La neige tombait, raréfiant les bruits, ralentissant la ville, suspendant le temps. Dans ce décor presque irréel, les étudiants de 3ème année ont franchi les portes du Lab de la Transformation Publique.
À l’intérieur, une autre urgence se disait. Moins visible, mais tout aussi décisive.
Celle d’un monde qui bascule, de services publics confrontés à des attentes accrues, à des territoires inégaux, à la nécessité de faire mieux avec moins — et autrement.

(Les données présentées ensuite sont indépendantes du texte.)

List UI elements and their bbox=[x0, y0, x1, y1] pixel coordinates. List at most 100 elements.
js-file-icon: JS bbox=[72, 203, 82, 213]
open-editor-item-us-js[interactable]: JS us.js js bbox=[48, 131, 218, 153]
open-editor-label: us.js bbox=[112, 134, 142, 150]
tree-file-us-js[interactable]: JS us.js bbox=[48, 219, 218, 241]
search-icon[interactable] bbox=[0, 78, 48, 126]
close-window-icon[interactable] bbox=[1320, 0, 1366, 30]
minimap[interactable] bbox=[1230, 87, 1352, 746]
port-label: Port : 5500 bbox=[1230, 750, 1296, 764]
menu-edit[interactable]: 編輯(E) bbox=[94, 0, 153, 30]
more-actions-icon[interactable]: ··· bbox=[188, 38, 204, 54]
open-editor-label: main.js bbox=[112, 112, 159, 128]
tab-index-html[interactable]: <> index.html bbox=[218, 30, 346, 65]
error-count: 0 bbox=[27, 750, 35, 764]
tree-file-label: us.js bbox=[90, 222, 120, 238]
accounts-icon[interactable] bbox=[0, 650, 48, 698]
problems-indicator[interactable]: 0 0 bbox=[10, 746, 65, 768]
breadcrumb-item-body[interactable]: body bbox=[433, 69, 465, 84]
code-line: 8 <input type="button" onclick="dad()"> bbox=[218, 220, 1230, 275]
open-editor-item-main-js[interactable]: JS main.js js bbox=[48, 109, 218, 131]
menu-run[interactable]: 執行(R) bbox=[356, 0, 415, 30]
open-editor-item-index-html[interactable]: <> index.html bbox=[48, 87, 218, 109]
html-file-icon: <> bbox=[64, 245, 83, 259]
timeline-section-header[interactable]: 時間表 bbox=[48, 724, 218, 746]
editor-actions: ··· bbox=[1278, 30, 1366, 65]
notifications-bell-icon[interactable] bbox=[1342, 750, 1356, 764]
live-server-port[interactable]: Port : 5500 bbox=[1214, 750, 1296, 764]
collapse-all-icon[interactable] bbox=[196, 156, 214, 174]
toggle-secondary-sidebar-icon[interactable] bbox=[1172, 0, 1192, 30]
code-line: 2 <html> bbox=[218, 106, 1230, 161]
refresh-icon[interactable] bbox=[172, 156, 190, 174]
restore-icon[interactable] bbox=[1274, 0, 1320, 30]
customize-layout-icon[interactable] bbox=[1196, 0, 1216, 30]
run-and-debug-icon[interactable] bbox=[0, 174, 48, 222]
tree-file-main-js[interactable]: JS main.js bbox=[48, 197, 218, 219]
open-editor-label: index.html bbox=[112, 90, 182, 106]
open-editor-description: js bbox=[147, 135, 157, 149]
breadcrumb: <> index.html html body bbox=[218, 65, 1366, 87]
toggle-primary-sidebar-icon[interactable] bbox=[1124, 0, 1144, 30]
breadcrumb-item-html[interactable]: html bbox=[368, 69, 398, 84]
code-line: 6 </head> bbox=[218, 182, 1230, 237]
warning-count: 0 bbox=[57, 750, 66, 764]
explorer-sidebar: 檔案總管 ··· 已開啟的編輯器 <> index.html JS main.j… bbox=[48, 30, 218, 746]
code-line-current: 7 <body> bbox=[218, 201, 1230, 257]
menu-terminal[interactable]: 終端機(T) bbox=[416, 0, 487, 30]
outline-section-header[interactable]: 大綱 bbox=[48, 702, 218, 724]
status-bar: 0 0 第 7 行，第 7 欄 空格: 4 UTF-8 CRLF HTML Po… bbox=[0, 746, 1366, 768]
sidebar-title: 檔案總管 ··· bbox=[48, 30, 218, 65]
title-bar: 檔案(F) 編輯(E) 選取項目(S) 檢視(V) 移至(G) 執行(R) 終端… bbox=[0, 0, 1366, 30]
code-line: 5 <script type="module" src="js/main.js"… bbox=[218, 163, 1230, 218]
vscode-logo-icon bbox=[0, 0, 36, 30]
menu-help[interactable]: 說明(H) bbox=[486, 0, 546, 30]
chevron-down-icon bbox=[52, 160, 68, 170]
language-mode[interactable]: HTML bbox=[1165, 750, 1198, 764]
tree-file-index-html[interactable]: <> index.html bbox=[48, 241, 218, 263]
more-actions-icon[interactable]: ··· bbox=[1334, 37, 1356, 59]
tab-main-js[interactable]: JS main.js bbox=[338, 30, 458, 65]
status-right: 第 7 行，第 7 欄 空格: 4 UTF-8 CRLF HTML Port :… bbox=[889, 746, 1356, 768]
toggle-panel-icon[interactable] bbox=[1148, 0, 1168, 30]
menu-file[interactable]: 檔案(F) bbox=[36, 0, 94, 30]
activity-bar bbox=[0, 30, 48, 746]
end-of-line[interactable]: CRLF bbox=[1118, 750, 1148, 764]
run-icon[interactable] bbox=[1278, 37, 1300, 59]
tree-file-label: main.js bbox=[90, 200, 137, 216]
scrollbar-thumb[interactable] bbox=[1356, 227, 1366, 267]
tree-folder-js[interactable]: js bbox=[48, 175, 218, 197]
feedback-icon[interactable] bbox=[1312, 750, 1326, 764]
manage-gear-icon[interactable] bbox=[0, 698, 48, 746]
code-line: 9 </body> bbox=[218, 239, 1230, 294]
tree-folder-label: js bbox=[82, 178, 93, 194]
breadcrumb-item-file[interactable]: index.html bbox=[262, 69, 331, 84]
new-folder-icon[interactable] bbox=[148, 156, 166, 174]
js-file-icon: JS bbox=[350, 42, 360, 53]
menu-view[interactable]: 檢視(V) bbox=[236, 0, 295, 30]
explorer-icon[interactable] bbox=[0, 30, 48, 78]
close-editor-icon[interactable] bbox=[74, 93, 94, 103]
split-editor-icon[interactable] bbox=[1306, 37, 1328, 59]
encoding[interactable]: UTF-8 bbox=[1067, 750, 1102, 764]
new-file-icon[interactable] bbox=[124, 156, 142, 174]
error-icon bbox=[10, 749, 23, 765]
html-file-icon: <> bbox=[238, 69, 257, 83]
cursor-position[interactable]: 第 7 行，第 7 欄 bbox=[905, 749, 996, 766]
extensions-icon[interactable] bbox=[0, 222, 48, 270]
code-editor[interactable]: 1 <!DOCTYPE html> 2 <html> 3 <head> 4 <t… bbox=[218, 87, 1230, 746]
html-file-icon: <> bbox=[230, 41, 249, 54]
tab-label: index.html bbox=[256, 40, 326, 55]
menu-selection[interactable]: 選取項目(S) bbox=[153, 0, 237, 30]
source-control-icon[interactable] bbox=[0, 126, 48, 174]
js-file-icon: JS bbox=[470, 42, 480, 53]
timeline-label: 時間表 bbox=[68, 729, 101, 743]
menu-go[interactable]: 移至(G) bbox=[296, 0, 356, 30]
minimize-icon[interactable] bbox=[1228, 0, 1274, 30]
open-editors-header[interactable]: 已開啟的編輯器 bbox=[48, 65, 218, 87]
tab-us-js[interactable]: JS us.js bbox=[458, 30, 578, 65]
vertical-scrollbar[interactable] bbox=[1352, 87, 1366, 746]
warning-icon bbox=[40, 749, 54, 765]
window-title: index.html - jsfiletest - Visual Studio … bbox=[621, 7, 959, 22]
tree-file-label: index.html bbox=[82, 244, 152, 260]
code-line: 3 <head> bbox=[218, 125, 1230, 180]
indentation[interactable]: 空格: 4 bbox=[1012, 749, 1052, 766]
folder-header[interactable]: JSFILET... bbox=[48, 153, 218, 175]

La séquence, pilotée par Marcel Guénoun, conseiller recherche et développement à la Direction interministérielle de la transformation publique (DITP) fut un temps de mise en perspective : comprendre la feuille de route de la transformation publique, interroger ses priorités, mesurer ce que signifient concrètement la territorialisation de l’action publique, la qualité des services rendus, la rationalisation administrative, ou encore le déploiement de l’intelligence artificielle dans les administrations.
Dans ce laboratoire d’innovation, les étudiants n’étaient pas spectateurs. Ils étaient placés là où se pensent les mutations, là où se dessinent les arbitrages, là où se fabriquent les réponses à venir.
Quand ils sont ressortis, la neige avait cessé.
Mais une certitude demeurait : la transformation publique n’est plus un horizon abstrait. Elle est une urgence contemporaine, à comprendre, à questionner et à porter.